Inwazje biologiczne rozpoczynają się na obszarach o zachwianej równowadze ekologicznej (np. na nieużytkach rolnych, obszarach budowlanych czy miejscach dotkniętych kataklizmami), by później wkroczyć na tereny półnaturalne, a nawet naturalne. Niosą z sobą niemałe zagrożenie, bo częstokroć skutkiem ich wpływu jest wymieranie rodzimych organizmów. Zagraża to poprawnemu funkcjonowaniu ekosystemów, co jest niebezpieczne zwłaszcza na obszarach cennych przyrodniczo. Występują tam bowiem zagrożone, często nieliczne organizmy, będące łatwym celem dla inwazyjnych gatunków obcych. Choć z badań naukowych wynika, że obszary ochrony przyrody są bardziej odporne na inwazje, to jednak nie są one całkowicie wolne od napływu gatunków obcych.

W naszym województwie niezwykle cennymi przyrodniczo obszarami są parki narodowe, których – jak wiadomo – jest sześć. Niestety w każdym z nich występują gatunki obce, również o cechach inwazyjnych. Przykładem takiej inwazyjnej rośliny jest rdestowiec ostrokończysty.
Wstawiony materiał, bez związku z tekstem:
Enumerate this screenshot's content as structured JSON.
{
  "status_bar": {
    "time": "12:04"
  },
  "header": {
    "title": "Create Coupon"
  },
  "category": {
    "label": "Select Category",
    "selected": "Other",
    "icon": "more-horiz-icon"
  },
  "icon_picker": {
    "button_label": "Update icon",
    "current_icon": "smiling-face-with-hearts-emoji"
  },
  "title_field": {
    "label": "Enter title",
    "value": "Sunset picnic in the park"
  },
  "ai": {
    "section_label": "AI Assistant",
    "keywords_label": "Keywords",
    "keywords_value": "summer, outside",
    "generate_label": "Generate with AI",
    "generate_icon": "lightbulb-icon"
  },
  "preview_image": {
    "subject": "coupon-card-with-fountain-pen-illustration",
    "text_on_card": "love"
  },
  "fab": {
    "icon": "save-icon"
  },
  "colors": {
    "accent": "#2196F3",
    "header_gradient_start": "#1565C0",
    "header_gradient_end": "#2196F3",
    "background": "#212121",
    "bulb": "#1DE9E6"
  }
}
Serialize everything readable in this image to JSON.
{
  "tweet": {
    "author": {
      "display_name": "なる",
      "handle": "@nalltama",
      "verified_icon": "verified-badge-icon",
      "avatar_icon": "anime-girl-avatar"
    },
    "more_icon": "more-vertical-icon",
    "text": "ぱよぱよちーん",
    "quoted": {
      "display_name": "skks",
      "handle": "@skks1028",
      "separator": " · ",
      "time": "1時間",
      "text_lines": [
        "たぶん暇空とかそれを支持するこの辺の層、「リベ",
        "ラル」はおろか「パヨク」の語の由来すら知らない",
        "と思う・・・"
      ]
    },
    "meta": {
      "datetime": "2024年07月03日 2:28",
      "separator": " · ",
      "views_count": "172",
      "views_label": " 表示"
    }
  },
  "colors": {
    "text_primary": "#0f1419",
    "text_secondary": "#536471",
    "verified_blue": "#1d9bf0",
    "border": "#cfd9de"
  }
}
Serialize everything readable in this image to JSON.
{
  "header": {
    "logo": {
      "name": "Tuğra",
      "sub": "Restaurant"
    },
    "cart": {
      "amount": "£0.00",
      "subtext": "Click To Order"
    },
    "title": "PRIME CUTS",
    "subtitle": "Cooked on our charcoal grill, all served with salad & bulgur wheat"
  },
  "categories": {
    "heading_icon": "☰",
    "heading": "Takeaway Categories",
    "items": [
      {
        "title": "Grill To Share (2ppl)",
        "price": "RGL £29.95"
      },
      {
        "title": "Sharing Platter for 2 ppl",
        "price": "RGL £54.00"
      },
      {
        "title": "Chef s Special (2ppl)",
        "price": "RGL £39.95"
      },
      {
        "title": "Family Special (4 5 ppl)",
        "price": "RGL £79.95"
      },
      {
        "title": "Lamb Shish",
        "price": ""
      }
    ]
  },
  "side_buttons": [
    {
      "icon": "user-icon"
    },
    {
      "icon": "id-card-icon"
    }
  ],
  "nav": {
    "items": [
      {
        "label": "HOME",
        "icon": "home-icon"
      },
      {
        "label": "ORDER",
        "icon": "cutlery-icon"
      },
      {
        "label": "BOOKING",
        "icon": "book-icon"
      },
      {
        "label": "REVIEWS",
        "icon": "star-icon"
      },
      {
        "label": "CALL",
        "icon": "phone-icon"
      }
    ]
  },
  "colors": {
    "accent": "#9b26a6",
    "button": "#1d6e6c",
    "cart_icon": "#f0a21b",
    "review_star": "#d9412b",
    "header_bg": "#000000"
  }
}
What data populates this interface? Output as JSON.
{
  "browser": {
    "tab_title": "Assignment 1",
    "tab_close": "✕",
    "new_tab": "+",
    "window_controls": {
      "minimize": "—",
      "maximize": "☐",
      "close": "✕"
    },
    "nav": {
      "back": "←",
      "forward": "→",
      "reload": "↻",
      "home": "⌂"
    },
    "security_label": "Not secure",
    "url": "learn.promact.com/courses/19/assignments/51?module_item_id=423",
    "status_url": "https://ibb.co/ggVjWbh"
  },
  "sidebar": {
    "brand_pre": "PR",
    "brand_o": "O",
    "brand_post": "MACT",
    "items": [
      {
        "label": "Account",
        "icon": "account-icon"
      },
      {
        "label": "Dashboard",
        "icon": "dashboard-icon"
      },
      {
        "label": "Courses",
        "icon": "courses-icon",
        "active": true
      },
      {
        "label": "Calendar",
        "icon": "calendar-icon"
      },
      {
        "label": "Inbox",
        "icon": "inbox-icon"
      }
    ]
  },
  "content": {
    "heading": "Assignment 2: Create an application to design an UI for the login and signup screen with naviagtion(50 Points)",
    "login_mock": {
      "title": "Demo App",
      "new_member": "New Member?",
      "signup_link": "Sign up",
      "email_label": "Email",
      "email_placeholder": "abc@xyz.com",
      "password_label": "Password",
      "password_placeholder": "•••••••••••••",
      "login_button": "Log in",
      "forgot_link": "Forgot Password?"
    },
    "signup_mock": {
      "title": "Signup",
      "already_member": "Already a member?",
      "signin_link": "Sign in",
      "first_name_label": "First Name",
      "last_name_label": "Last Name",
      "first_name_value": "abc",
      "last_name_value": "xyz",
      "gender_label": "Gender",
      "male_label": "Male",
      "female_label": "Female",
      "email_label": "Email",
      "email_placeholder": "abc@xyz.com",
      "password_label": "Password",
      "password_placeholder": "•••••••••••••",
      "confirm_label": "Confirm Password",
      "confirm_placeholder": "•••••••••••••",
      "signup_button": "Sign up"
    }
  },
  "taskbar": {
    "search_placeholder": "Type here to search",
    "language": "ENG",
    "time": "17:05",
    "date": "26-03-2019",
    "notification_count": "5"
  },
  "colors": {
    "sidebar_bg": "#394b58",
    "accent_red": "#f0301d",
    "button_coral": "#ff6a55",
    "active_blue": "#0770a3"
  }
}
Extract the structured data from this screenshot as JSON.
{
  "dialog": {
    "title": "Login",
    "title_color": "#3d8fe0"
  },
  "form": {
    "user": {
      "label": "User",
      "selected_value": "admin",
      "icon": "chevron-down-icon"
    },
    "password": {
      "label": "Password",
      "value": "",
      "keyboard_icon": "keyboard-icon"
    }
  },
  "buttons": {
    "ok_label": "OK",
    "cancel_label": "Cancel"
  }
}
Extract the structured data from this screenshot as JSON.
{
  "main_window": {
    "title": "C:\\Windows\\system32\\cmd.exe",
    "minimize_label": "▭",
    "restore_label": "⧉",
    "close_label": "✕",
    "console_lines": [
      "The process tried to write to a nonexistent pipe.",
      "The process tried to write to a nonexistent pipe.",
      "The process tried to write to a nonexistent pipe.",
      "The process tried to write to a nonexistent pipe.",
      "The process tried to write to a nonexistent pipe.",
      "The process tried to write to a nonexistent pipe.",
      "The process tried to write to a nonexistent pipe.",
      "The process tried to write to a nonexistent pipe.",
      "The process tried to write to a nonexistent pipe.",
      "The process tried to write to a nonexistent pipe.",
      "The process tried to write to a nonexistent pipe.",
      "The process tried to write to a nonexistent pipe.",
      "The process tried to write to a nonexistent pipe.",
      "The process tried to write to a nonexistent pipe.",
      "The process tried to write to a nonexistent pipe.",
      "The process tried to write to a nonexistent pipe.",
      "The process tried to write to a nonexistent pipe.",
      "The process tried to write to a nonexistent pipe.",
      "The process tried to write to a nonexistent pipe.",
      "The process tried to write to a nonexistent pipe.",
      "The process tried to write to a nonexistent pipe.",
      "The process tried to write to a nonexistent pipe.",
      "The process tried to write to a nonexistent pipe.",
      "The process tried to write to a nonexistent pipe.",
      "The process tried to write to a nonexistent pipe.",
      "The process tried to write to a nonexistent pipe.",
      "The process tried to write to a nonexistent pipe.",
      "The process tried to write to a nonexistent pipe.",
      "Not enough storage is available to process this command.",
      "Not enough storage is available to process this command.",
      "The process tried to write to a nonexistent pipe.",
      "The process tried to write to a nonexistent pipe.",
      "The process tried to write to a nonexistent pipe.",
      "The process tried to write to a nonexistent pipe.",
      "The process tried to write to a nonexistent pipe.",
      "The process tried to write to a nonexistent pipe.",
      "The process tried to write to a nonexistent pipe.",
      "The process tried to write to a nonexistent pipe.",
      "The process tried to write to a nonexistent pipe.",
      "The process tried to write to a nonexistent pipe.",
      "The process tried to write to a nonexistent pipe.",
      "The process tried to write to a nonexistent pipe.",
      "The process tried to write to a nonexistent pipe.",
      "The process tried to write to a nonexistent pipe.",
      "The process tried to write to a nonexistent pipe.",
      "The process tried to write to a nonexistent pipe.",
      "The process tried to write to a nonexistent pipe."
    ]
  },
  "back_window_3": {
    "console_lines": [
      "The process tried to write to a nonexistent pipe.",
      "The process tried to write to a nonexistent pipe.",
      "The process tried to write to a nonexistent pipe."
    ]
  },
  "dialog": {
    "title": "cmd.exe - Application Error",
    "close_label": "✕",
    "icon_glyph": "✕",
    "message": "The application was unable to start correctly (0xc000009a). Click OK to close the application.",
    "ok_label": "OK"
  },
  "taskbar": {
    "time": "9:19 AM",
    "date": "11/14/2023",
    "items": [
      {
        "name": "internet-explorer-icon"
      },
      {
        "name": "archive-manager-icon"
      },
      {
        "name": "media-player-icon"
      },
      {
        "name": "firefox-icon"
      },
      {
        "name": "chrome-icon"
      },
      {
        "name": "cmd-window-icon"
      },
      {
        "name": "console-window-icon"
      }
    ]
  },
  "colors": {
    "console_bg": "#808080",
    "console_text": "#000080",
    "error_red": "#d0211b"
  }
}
Historia inwazji tego gatunku na obszarach naszego kraju sięga końca XIX wieku, kiedy to „uciekł” on z uprawy na stanowiska naturalne, a później rozprzestrzenił się na całą Polskę. Warto wiedzieć, że człowiek świadomie sprowadził rdestowca z Azji Wschodniej jako roślinę ozdobną. Obecnie bylina ta uznawana jest za jeden ze stu najgroźniejszych inwazyjnych gatunków obcych w Europie. W samej Wielkiej Brytanii wydaje się rocznie około 1,5 miliarda funtów na jej zwalczanie. Rdestowiec jest taki groźny, ponieważ często bezpowrotnie wypiera rodzime rośliny i zwierzęta, przez co powoduje spadek różnorodności biologicznej. Co więcej, kłącza tej okazałej rośliny zmniejszają trwałość wałów przeciwpowodziowych, dróg i linii kolejowych, a jakość i możliwość zagospodarowania gruntów, na których ona rośnie, spada.

Parkom narodowym zagrażają nie tylko rośliny, ale i obce zwierzęta. Dobrym tego przykładem jest jenot. Jest obecny w prawie każdym polskim parku narodowym, również w Małopolsce. Ten psowaty drapieżnik pochodzi z południowo-wschodniej Azji, a do Polski przybył w połowie XX wieku od naszych wschodnich sąsiadów, gdzie wprowadzono go jako łowne zwierzę futerkowe. W niecałe dziesięć lat rozprzestrzenił się na obszarze całej Polski. Skutecznie konkuruje z rodzimymi ssakami (np. z borsukiem), poluje na ptaki i płazy. Co więcej, jenoty są nosicielami wścieklizny, świerzbu, bąblowców i włośni, którymi zarażają polujące na nie większe drapieżniki. Przenoszone przez nie pasożyty i choroby są groźne również dla człowieka.

Powyższe przykłady to tylko kropla w morzu wszystkich inwazji biologicznych, które towarzyszą nam w życiu codziennym. Warto podkreślić, że odpowiedzialny jest za nie człowiek, który często świadomie wprowadza gatunki obce do środowiska – tak jak w przypadku rdestowca ostrokończystego i jenota. Rodzi się zatem pytanie, czy da się rozwiązać ten problem i jak? Obawiam się, że to niemożliwe, ponieważ organizmy te bardzo się rozprzestrzeniły. Warto natomiast zadbać, żeby nie przybywało ich więcej, a za to odpowiedzialni jesteśmy my sami.